Shortest Path in Graph with Forbidden Turns

You are given an undirected graph with N vertices and M edges. Each edge has a weight of \(1\). Additionally, you are given K ordered triples \((A,B,C)\) representing a restriction: if you traverse from vertex A to vertex B, you are not allowed to immediately proceed to vertex C. Note that the triple is ordered; for example, it might be possible to go from B to A and then to C, but not from A to B and then to C.

Your task is to find any shortest path from vertex 1 to vertex N that obeys all the given restrictions and output the corresponding sequence of vertices. There is a check mechanism that verifies whether your output path is valid.

inputFormat

The first line contains three integers \(N\), \(M\), and \(K\), representing the number of vertices, the number of edges, and the number of restrictions respectively.

The next \(M\) lines each contain two integers \(u\) and \(v\) (1-based), indicating that there is an undirected edge between vertices \(u\) and \(v\).

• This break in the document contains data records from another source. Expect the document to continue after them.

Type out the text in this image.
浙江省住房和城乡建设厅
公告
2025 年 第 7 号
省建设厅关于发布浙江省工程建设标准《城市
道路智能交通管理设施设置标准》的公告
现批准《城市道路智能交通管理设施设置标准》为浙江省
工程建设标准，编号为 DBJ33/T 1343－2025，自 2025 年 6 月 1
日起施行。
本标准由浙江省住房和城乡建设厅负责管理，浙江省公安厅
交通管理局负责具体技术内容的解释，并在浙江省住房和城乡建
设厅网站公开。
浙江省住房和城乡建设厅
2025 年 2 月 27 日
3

The following \(K\) lines each contain three integers \(A\), \(B\), and \(C\), representing that if you travel from vertex \(A\) to vertex \(B\), you are forbidden from going directly to vertex \(C\).

outputFormat

If there exists a valid path from vertex 1 to vertex \(N\), output any one of the shortest valid paths as a sequence of vertex numbers separated by spaces. If no valid path exists, output -1.

sample

4 4 1
1 2
2 3
3 4
1 4
1 2 3

1 4